Waking up late the next morning with surprisingly no red-wine hangover, we enjoyed fresh croissants that our hostess had left outside the door (amazing how easily one can endear themselves— especially with French bread). After breakfast we moseyed onto our narrow one-way street back toward town. The girls had dolled themselves up, my wife’s red hair shining in the morning sun, and I felt refreshed from a decent sleep and a good shower. An obviously local Frenchman approached with a French bulldog in tow. “Bonjour” I said, but the Frenchman and his dog just walked by with nary a glance. “Grumpy,” said my wife. “Did you notice, both he and his dog had the same frown” I said, surprised that he so blatantly ignored us.

Still on the backstreets, we turned a corner and came upon a lone cat. Alex is known amongst our friends as sort of a cat whisperer. She leaned in to try to get the cats attention but it just turned its head away casually as if saying, “talk to the paw.” Alex couldn’t even get one photo of this cat’s face.

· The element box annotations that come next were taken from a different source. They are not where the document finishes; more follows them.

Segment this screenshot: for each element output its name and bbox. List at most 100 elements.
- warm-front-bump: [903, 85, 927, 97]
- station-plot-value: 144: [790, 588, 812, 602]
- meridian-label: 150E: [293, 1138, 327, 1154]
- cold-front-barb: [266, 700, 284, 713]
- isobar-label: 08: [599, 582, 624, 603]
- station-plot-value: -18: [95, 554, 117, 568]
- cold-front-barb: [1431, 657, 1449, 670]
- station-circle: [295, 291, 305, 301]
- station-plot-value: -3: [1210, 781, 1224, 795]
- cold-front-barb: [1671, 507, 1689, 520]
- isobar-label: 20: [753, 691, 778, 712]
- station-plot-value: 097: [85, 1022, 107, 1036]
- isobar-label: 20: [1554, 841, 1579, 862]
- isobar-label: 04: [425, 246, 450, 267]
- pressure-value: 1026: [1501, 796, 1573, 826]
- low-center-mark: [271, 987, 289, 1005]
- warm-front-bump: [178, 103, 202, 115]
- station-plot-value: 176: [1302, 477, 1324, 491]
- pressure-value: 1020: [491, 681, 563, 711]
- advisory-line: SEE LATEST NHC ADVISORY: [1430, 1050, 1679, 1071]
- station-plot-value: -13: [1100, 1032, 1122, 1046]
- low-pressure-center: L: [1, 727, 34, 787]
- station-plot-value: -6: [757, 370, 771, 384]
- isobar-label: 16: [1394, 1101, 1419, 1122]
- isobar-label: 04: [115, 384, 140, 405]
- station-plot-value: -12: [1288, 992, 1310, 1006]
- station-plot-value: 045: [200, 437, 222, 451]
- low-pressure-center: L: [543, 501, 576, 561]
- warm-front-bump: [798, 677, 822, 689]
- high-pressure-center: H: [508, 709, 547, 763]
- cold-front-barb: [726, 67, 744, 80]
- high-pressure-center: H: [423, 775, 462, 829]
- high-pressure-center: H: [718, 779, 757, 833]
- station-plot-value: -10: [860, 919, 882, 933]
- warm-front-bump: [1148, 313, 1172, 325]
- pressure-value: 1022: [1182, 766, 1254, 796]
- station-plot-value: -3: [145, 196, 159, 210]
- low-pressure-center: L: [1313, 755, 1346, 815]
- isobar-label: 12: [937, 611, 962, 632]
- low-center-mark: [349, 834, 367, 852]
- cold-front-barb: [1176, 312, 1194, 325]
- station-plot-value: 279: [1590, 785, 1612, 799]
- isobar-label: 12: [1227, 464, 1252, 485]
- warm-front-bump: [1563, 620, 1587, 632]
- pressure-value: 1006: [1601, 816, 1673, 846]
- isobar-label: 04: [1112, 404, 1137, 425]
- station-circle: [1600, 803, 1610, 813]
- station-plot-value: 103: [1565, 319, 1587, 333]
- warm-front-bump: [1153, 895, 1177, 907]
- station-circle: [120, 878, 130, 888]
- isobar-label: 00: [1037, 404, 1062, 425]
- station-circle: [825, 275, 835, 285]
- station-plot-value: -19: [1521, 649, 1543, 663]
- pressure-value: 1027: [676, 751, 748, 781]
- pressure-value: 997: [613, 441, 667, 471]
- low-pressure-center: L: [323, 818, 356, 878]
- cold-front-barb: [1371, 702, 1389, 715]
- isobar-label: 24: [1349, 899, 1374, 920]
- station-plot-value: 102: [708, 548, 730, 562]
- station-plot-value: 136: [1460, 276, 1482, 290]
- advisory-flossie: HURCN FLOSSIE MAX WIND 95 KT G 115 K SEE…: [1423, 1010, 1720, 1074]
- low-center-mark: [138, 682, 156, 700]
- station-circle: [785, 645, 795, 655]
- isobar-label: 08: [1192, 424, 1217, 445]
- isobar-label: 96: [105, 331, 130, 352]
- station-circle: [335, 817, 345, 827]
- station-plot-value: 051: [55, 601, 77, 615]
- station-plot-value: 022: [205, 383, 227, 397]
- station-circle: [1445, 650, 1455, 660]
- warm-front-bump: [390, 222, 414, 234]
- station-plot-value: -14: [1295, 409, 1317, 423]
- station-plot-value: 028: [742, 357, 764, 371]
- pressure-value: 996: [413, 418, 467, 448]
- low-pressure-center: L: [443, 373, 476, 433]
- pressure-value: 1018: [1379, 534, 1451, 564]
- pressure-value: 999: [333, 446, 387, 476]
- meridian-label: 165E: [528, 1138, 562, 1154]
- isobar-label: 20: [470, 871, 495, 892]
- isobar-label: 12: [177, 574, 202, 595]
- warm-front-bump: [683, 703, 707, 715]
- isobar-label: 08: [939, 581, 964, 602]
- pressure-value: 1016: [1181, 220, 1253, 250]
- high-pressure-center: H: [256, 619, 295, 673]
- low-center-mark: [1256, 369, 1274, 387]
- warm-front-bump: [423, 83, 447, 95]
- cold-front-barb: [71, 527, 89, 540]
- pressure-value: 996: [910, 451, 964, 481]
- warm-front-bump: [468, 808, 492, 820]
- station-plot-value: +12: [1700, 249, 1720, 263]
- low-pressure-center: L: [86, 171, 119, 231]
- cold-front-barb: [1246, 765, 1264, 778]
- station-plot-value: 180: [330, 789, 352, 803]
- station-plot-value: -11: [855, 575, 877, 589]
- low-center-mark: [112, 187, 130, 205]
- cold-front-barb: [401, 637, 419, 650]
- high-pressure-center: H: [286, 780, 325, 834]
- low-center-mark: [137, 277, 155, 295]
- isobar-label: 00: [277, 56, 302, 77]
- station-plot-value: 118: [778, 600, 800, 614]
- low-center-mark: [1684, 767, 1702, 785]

Fortunately, the beauty of our surroundings made up for the lack of warmth we got from the locals and their pets. Alex had taken up fine art photography on one of our vacations from Venice to the Amalfi coast of Italy. She had also shot all over the US, joining me on my business trips from the southern California coast up to Seattle, the Rockies to the Tetons, Charleston to Savannah, even Maui to Kauai. This trip looked to be a goldmine for the architectural and nature-type photos she was so good at shooting….and the croissants of course!